百醜千拙草

何とかやっています

iPS、翼の下、河原の石

2012-10-09 | Weblog
IPSのノーベル賞、素晴らしいです。細胞分化の可塑性がほんの数個の遺伝子を操作するだけで得られることが示された驚異の2006年の論文は発表直後から直ちににステムセル研究者を中心に大きな研究手法の変化と新たな研究課題を提供することになりました。iPSの発見の意義そのものに加え、この技術が与えた非常に大きい生命科学研究への影響が受賞の決め手となったのだろうと思います。興味深いのは、山中さんは、このプロジェクトを始めるまで、ステムセル研究者というわけではなかったというこでしょう。多分、iPSのアイデアはステムセル研究者にとってはそれほどまでに常識はずれなアイデアであったのだろうと思います。そうでなければ、多くの天才ステムセル研究者がとっくの昔に発見していたでしょう。科学のブレークスルーというものはしばしばこのようにして生まれます。思えば、現在、生物学研究の主流となっている分子生物学の基礎を築いたのは生物学者ではなく、物理学者でした。専門家が最初から除外してしまうような「悪手」に賭けられるのが門外漢の強みでしょうか。いずれにしても、この発見が素晴らしいことは違いありません。論文から6年というのも(これはRNAiやPCRの時よりも早いのではないでしょうか)それだけ、この発見のインパクトは大きいということだと思います。
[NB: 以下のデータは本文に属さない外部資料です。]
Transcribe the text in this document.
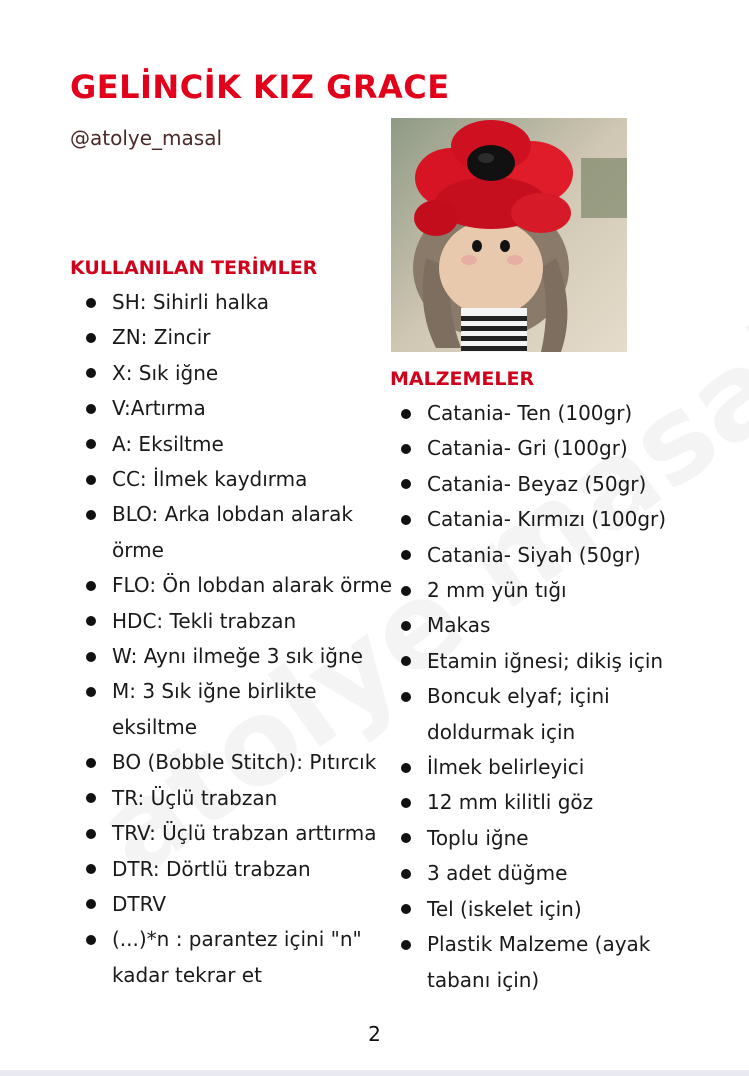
GELİNCİK KIZ GRACE
@atolye_masal
KULLANILAN TERİMLER
SH: Sihirli halka
ZN: Zincir
X: Sık iğne
V:Artırma
A: Eksiltme
CC: İlmek kaydırma
BLO: Arka lobdan alarak örme
FLO: Ön lobdan alarak örme
HDC: Tekli trabzan
W: Aynı ilmeğe 3 sık iğne
M: 3 Sık iğne birlikte eksiltme
BO (Bobble Stitch): Pıtırcık
TR: Üçlü trabzan
TRV: Üçlü trabzan arttırma
DTR: Dörtlü trabzan
DTRV
(...)*n : parantez içini "n" kadar tekrar et
MALZEMELER
Catania- Ten (100gr)
Catania- Gri (100gr)
Catania- Beyaz (50gr)
Catania- Kırmızı (100gr)
Catania- Siyah (50gr)
2 mm yün tığı
Makas
Etamin iğnesi; dikiş için
Boncuk elyaf; içini doldurmak için
İlmek belirleyici
12 mm kilitli göz
Toplu iğne
3 adet düğme
Tel (iskelet için)
Plastik Malzeme (ayak tabanı için)
2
さて、私と言えば、冴えないですね。グラントの予備結果が出ましたが、期待していたよりも評価はよくありませんでした。ちょっとがっかりです。が、論文のリジェクト同様、あまり落込むことはなくなりなりました。とはいうもののこのグラントだけのために複雑なコンストラクトを組むのに半年以上かけていますし、マウスも手に入れ、共同研究者も二人引き入れています。ここであきらめるわけにはいきません。また来年再チャレンジです。それまでにデータをださないといけません。アイデアを出したぐらいで研究費を貰おうと思う方が甘いのです。しっかりしたデータを出して、税金を投じるに価するプロジェクトであることをアピールしないといけません。

Natureの記事、「Honour the helpful」は大変興味深いですね。表立って論文には出ないが、有用な助言をしてくれる同僚研究者の貢献度を調べています。そういう人がいなくなると、突然、研究の生産性が落ちるのだそうです。"Wind beneath my wing"という昔の曲を思い出しますね。「鷲よりも空高く飛べるのは、(翼の下で支えてくれる)風のようなあなたがいるから」いい曲ですね。数多くの歌手がカバーしていますが、Gladys Knight and Pipsのバージョンで私はこの曲を知ったので、ちょっとリンク。


最後に、どうでもいい話ですが、大阪維新の会が失速、週末は次のようなニュース

新党「日本維新の会」代表の橋下徹大阪市長は6日、大阪市内で開いた初の同党全体会議で、臨時国会での対応について、「パフォーマンスはしない。解散の『か』の字も言わない」と述べ、年内の衆院解散・総選挙を迫る自民、公明に同調しない考えを示した。
 維新の会は衆院選の準備が整っていないうえ、他の野党との差別化を図る狙いがあるとみられる。
 終了後の記者会見では、「我々の今の実力、政治的パワーを見れば、解散だとか不信任だとかいう話をする実力が伴っていない。政策を淡々と積み上げていきたい」と語った。


これを聞いて有権者はどう思いますかね。つまり、自分の党は「実力がなくて、選挙に勝てない」と言っているのです。そして「政策を淡々と積み上げていきたい」とは「は?」と思いますね。私の業界で言えば、「私の研究は、人に認めてもらえるようなレベルではなく、研究費を貰えるようなものではありません、でも、淡々と実験計画ねっています」と言っているのと同じようなものです。研究計画だけでは絵に描いた餅。人を説得できるだけの実力をつけ、実績を積んで、研究費を得、実験データを出して、論文書いて、そしてそれを出版できて、初めてナンボでしょう。「研究計画を淡々と練っている」だけの人に研究資金を回したり、研究者としてのポジションを与えようとする奇特な人はいません。ビジネスの世界だともっとシビアでしょう。そもそも選挙に勝って多数をとって与党にならずにどうやってその淡々と積み上げた政策を実現するつもりなのでしょう?要するに、政策はありますが、それが実現する可能性はありません、と自ら言っているわけでしょう。与党になる気がないのなら、政策など積み上げるだけムダでではないでしょうか。賽の河原の石ではあるまいし。